MTA Looks to Replace MetroCard With System Using ‘Contactless Media'

The MetroCard may go the way of the token in the next decade. Rana Novini Reports.

Thirteen years after the MTA discontinued tokens, the agency is moving to ditch the MetroCard.

The MTA published a request for a “New Fare Payment System” on its website this week.

The NFPS, as it’s called, “will replace the current MetroCard fare payment system.”

The solicitation says MTA is “seeking a Systems Integrator to design, furnish, install, test, integrate and implement an account-based new fare payment and collection system.”

The agency is requesting ideas that “utilize contactless media, including contactless smart cards and mobile devices.”

So in the future, bus and subway riders might hold their phone or card to a turnstile reader, instead of swiping their way through.

The account-based system the MTA is looking for "shall provide MTA/NYCT with an integrated, reliable and convenient fare payment and collection system to allow bus and train customers to pay fares by tapping a contactless bank card, smartphone or any mobile device, or MTA issued smart card against an electronic reader.”

Proposed ideas should be easy to maintain and environmentally friendly, the MTA said. 

Once a contract for the new system has been awarded, it will take 69 months, or just under 6 years, before its “completion.”

The MTA hopes to begin phasing in the new fare payment system in mid-2018, with full phase-in expected in 2020. It took eight years to phase out the old token system.

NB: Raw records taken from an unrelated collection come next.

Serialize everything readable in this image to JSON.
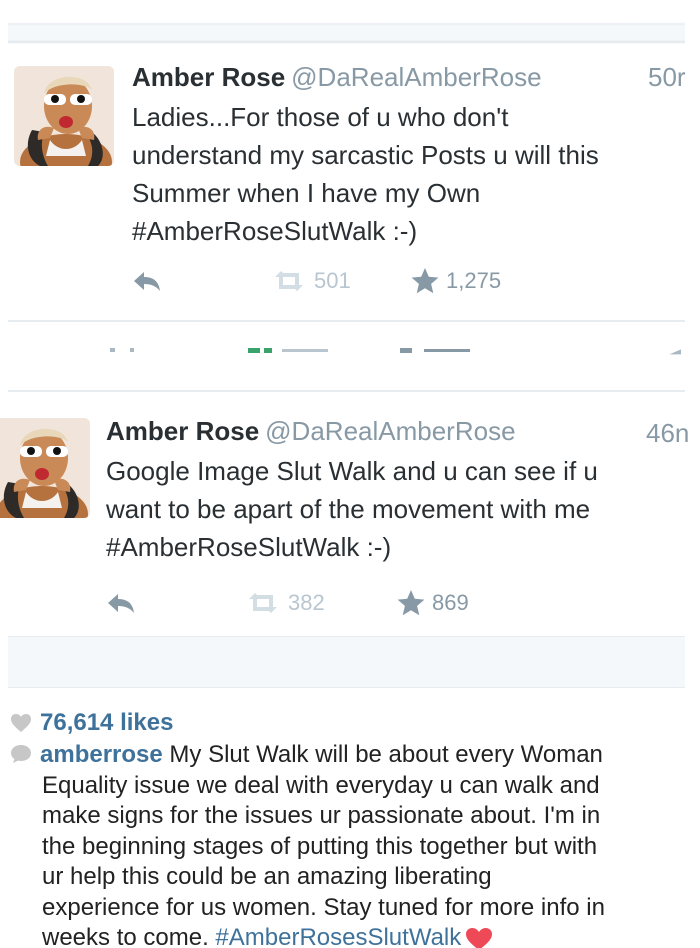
{
  "tweets": [
    {
      "name": "Amber Rose",
      "handle": "@DaRealAmberRose",
      "time": "50r",
      "lines": [
        "Ladies...For those of u who don't",
        "understand my sarcastic Posts u will this",
        "Summer when I have my Own",
        "#AmberRoseSlutWalk :-)"
      ],
      "retweets": "501",
      "favorites": "1,275"
    },
    {
      "name": "Amber Rose",
      "handle": "@DaRealAmberRose",
      "time": "46n",
      "lines": [
        "Google Image Slut Walk and u can see if u",
        "want to be apart of the movement with me",
        "#AmberRoseSlutWalk :-)"
      ],
      "retweets": "382",
      "favorites": "869"
    }
  ],
  "post": {
    "likes": "76,614 likes",
    "username": "amberrose",
    "caption_lines": [
      " My Slut Walk will be about every Woman",
      "Equality issue we deal with everyday u can walk and",
      "make signs for the issues ur passionate about. I'm in",
      "the beginning stages of putting this together but with",
      "ur help this could be an amazing liberating",
      "experience for us women. Stay tuned for more info in",
      "weeks to come. "
    ],
    "hashtag": "#AmberRosesSlutWalk"
  },
  "colors": {
    "twitter_text": "#292f33",
    "twitter_muted": "#8899a6",
    "instagram_blue": "#3f729b",
    "heart_red": "#ed4956"
  }
}
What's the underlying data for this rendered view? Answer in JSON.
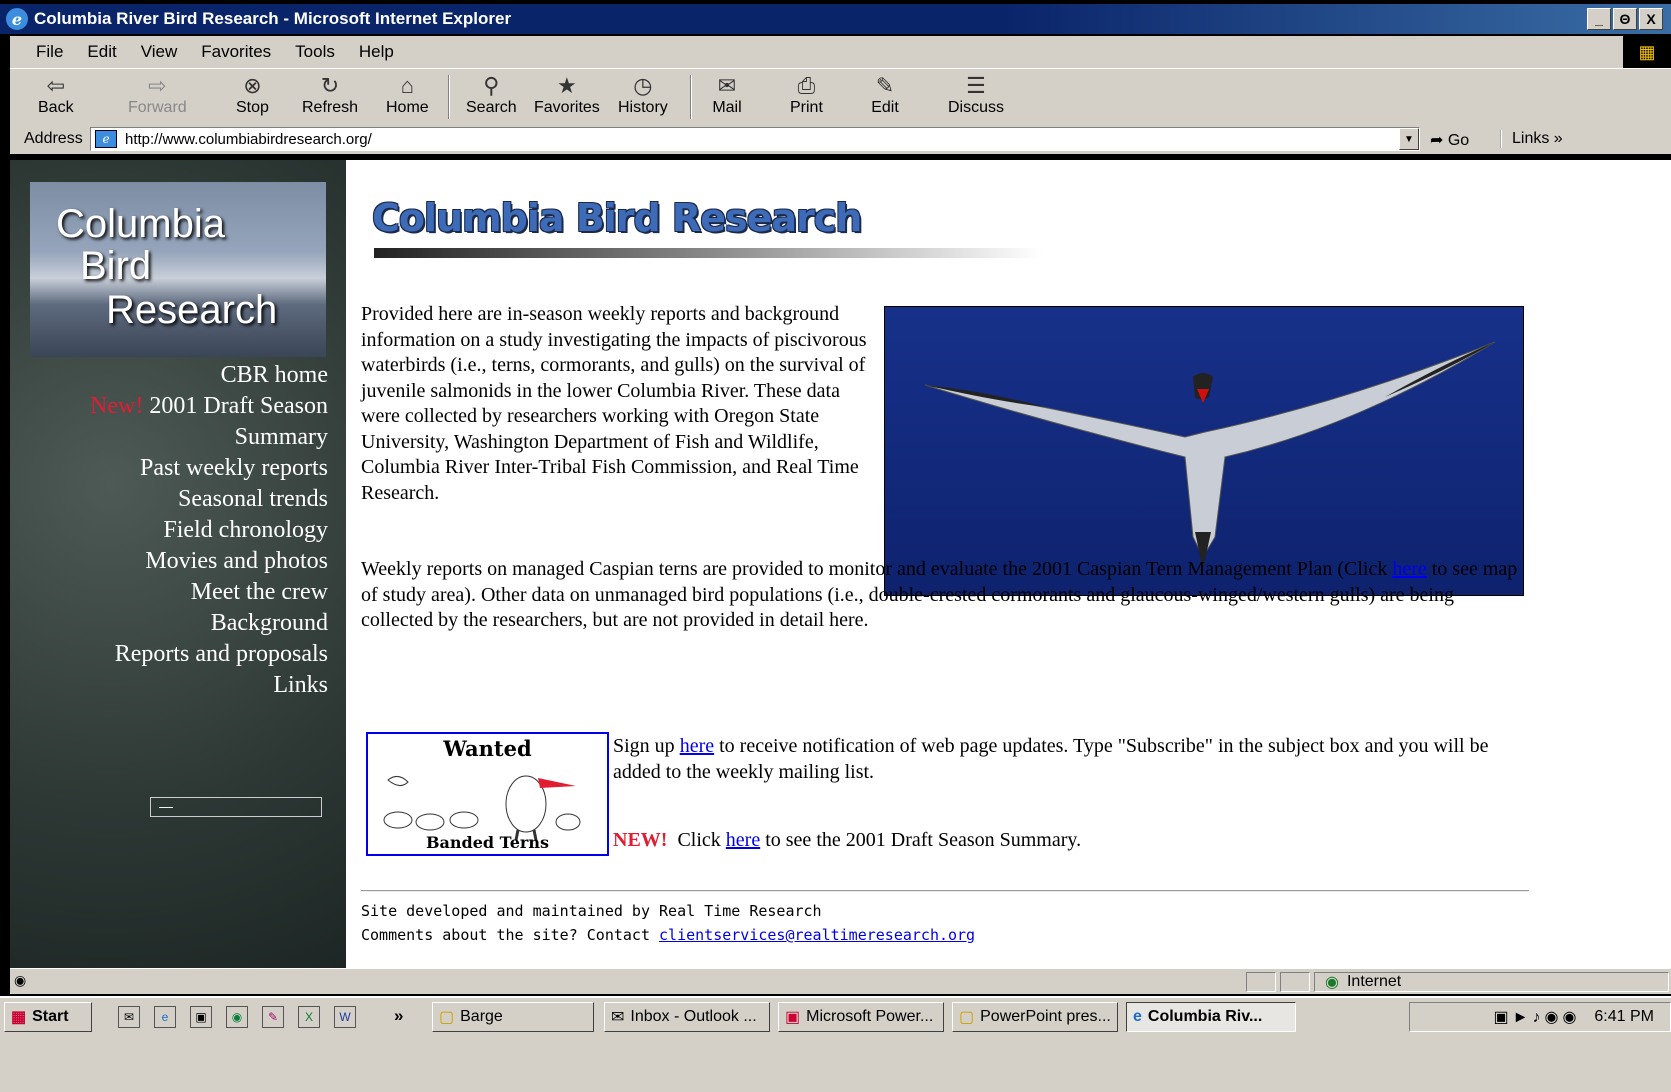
{
  "window": {
    "title": "Columbia River Bird Research - Microsoft Internet Explorer",
    "buttons": [
      "_",
      "Θ",
      "X"
    ]
  },
  "menu": [
    "File",
    "Edit",
    "View",
    "Favorites",
    "Tools",
    "Help"
  ],
  "toolbar": {
    "back": "Back",
    "forward": "Forward",
    "stop": "Stop",
    "refresh": "Refresh",
    "home": "Home",
    "search": "Search",
    "favorites": "Favorites",
    "history": "History",
    "mail": "Mail",
    "print": "Print",
    "edit": "Edit",
    "discuss": "Discuss"
  },
  "address": {
    "label": "Address",
    "url": "http://www.columbiabirdresearch.org/",
    "go": "Go",
    "links": "Links"
  },
  "sidebar": {
    "logo": [
      "Columbia",
      "Bird",
      "Research"
    ],
    "new_tag": "New!",
    "items": [
      "CBR home",
      "2001 Draft Season",
      "Summary",
      "Past weekly reports",
      "Seasonal trends",
      "Field chronology",
      "Movies and photos",
      "Meet the crew",
      "Background",
      "Reports and proposals",
      "Links"
    ],
    "box_text": "—"
  },
  "main": {
    "banner": "Columbia Bird Research",
    "intro": "Provided here are in-season weekly reports and background information on a study investigating the impacts of piscivorous waterbirds (i.e., terns, cormorants, and gulls) on the survival of juvenile salmonids in the lower Columbia River. These data were collected by researchers working with Oregon State University, Washington Department of Fish and Wildlife, Columbia River Inter-Tribal Fish Commission, and Real Time Research.",
    "weekly_a": "Weekly reports on managed Caspian terns are provided to monitor and evaluate the 2001 Caspian Tern Management Plan (Click ",
    "here": "here",
    "weekly_b": " to see map of study area). Other data on unmanaged bird populations (i.e., double-crested cormorants and glaucous-winged/western gulls) are being collected by the researchers, but are not provided in detail here.",
    "wanted_top": "Wanted",
    "wanted_bottom": "Banded Terns",
    "signup_a": "Sign up ",
    "signup_b": " to receive notification of web page updates. Type \"Subscribe\" in the subject box and you will be added to the weekly mailing list.",
    "new_label": "NEW!",
    "summary_a": "  Click ",
    "summary_b": " to see the 2001 Draft Season Summary.",
    "footer1": "Site developed and maintained by Real Time Research",
    "footer2": "Comments about the site? Contact ",
    "email": "clientservices@realtimeresearch.org"
  },
  "status": {
    "zone": "Internet"
  },
  "taskbar": {
    "start": "Start",
    "more": "»",
    "tasks": [
      "Barge",
      "Inbox - Outlook ...",
      "Microsoft Power...",
      "PowerPoint pres...",
      "Columbia Riv..."
    ],
    "clock": "6:41 PM"
  }
}
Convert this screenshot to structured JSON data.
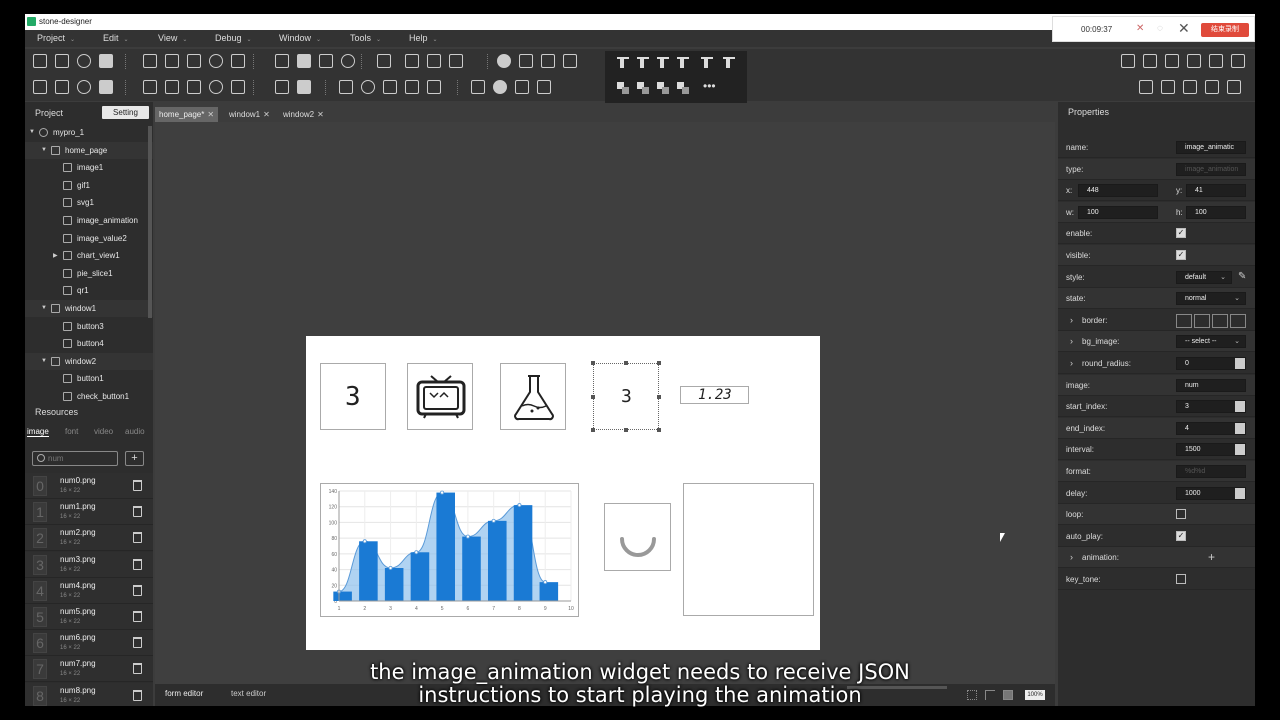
{
  "app": {
    "title": "stone-designer"
  },
  "recorder": {
    "time": "00:09:37",
    "stop_label": "结束录制"
  },
  "menu": [
    "Project",
    "Edit",
    "View",
    "Debug",
    "Window",
    "Tools",
    "Help"
  ],
  "left_panel": {
    "title": "Project",
    "setting_label": "Setting",
    "tree": [
      {
        "label": "mypro_1",
        "level": 0,
        "expanded": true
      },
      {
        "label": "home_page",
        "level": 1,
        "expanded": true
      },
      {
        "label": "image1",
        "level": 2
      },
      {
        "label": "gif1",
        "level": 2
      },
      {
        "label": "svg1",
        "level": 2
      },
      {
        "label": "image_animation",
        "level": 2
      },
      {
        "label": "image_value2",
        "level": 2
      },
      {
        "label": "chart_view1",
        "level": 2,
        "collapsed": true
      },
      {
        "label": "pie_slice1",
        "level": 2
      },
      {
        "label": "qr1",
        "level": 2
      },
      {
        "label": "window1",
        "level": 1,
        "expanded": true
      },
      {
        "label": "button3",
        "level": 2
      },
      {
        "label": "button4",
        "level": 2
      },
      {
        "label": "window2",
        "level": 1,
        "expanded": true
      },
      {
        "label": "button1",
        "level": 2
      },
      {
        "label": "check_button1",
        "level": 2
      }
    ]
  },
  "resources": {
    "title": "Resources",
    "tabs": [
      "image",
      "font",
      "video",
      "audio"
    ],
    "active_tab": "image",
    "search_placeholder": "num",
    "add_label": "+",
    "items": [
      {
        "name": "num0.png",
        "size": "16 × 22",
        "glyph": "0"
      },
      {
        "name": "num1.png",
        "size": "16 × 22",
        "glyph": "1"
      },
      {
        "name": "num2.png",
        "size": "16 × 22",
        "glyph": "2"
      },
      {
        "name": "num3.png",
        "size": "16 × 22",
        "glyph": "3"
      },
      {
        "name": "num4.png",
        "size": "16 × 22",
        "glyph": "4"
      },
      {
        "name": "num5.png",
        "size": "16 × 22",
        "glyph": "5"
      },
      {
        "name": "num6.png",
        "size": "16 × 22",
        "glyph": "6"
      },
      {
        "name": "num7.png",
        "size": "16 × 22",
        "glyph": "7"
      },
      {
        "name": "num8.png",
        "size": "16 × 22",
        "glyph": "8"
      }
    ]
  },
  "doc_tabs": [
    {
      "label": "home_page*",
      "active": true
    },
    {
      "label": "window1",
      "active": false
    },
    {
      "label": "window2",
      "active": false
    }
  ],
  "canvas": {
    "image1_digit": "3",
    "anim_digit": "3",
    "image_value": "1.23",
    "chart_data": {
      "type": "bar",
      "categories": [
        "1",
        "2",
        "3",
        "4",
        "5",
        "6",
        "7",
        "8",
        "9",
        "10"
      ],
      "values": [
        12,
        76,
        42,
        62,
        138,
        82,
        102,
        122,
        24
      ],
      "line_values": [
        12,
        76,
        42,
        62,
        138,
        82,
        102,
        122,
        24
      ],
      "ylim": [
        0,
        140
      ],
      "y_ticks": [
        "0",
        "20",
        "40",
        "60",
        "80",
        "100",
        "120",
        "140"
      ],
      "x_ticks": [
        "1",
        "2",
        "3",
        "4",
        "5",
        "6",
        "7",
        "8",
        "9",
        "10"
      ],
      "bar_color": "#1a7ad4",
      "area_color": "#8ec0ec"
    }
  },
  "bottom_tabs": {
    "form_editor": "form editor",
    "text_editor": "text editor",
    "zoom": "100%"
  },
  "properties": {
    "title": "Properties",
    "name": "image_animatic",
    "type": "image_animation",
    "x": "448",
    "y": "41",
    "w": "100",
    "h": "100",
    "enable": true,
    "visible": true,
    "style": "default",
    "state": "normal",
    "bg_image": "-- select --",
    "round_radius": "0",
    "image": "num",
    "start_index": "3",
    "end_index": "4",
    "interval": "1500",
    "format": "%d%d",
    "delay": "1000",
    "loop": false,
    "auto_play": true,
    "key_tone": false,
    "labels": {
      "name": "name:",
      "type": "type:",
      "x": "x:",
      "y": "y:",
      "w": "w:",
      "h": "h:",
      "enable": "enable:",
      "visible": "visible:",
      "style": "style:",
      "state": "state:",
      "border": "border:",
      "bg_image": "bg_image:",
      "round_radius": "round_radius:",
      "image": "image:",
      "start_index": "start_index:",
      "end_index": "end_index:",
      "interval": "interval:",
      "format": "format:",
      "delay": "delay:",
      "loop": "loop:",
      "auto_play": "auto_play:",
      "animation": "animation:",
      "key_tone": "key_tone:"
    }
  },
  "subtitle": {
    "line1": "the image_animation widget needs to receive JSON",
    "line2": "instructions to start playing the animation"
  }
}
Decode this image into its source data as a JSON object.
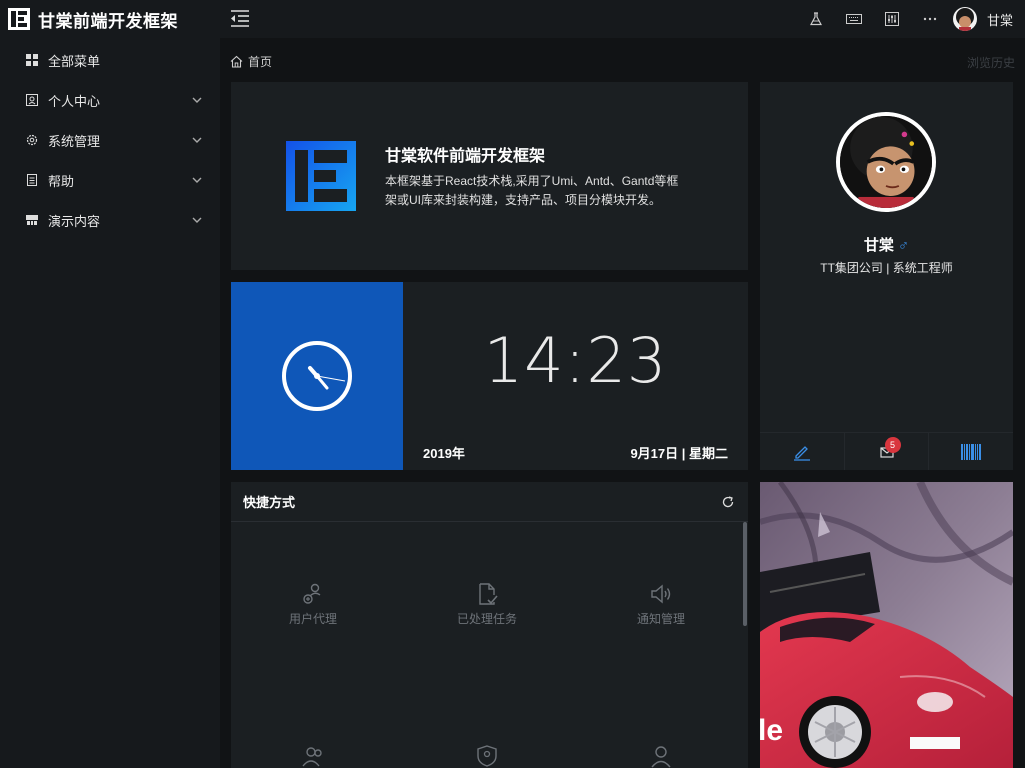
{
  "brand": {
    "title": "甘棠前端开发框架"
  },
  "sidebar": {
    "items": [
      {
        "label": "全部菜单",
        "icon": "grid-icon"
      },
      {
        "label": "个人中心",
        "icon": "user-card-icon"
      },
      {
        "label": "系统管理",
        "icon": "gear-icon"
      },
      {
        "label": "帮助",
        "icon": "doc-icon"
      },
      {
        "label": "演示内容",
        "icon": "demo-icon"
      }
    ]
  },
  "topbar": {
    "icons": [
      "flask-icon",
      "keyboard-icon",
      "settings-sliders-icon",
      "more-icon"
    ],
    "user_name": "甘棠"
  },
  "breadcrumb": {
    "home": "首页",
    "history": "浏览历史"
  },
  "intro": {
    "title": "甘棠软件前端开发框架",
    "desc": "本框架基于React技术栈,采用了Umi、Antd、Gantd等框架或UI库来封装构建，支持产品、项目分模块开发。"
  },
  "clock": {
    "time": "14:23",
    "year": "2019年",
    "date": "9月17日 | 星期二"
  },
  "profile": {
    "name": "甘棠",
    "gender_symbol": "♂",
    "subtitle": "TT集团公司 | 系统工程师",
    "message_count": "5"
  },
  "shortcuts": {
    "title": "快捷方式",
    "items": [
      {
        "label": "用户代理",
        "icon": "user-proxy-icon"
      },
      {
        "label": "已处理任务",
        "icon": "task-done-icon"
      },
      {
        "label": "通知管理",
        "icon": "sound-icon"
      },
      {
        "label": "",
        "icon": "team-icon"
      },
      {
        "label": "",
        "icon": "shield-user-icon"
      },
      {
        "label": "",
        "icon": "user-icon"
      }
    ]
  },
  "colors": {
    "accent": "#0f57b8",
    "link": "#3a8ee6",
    "badge": "#d9363e"
  }
}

An MTA spokesperson said the entire project will cost about $618 million, including updating turnstiles and payment systems. 

Not all commuters will have to wait too long to use smartphones for fares: later this year, passengers on railroad lines will be able to buy and display tickets on their phones. 

For now, subway riders will have to do a bit more swiping — with all the hassle it can sometimes entail.

“Sometimes I miss a swipe. I miss a swipe and then I miss it again. Then I miss it a third time and I’m like, ‘damn,'” one subway rider said. 

Rana Novini contributed to this report.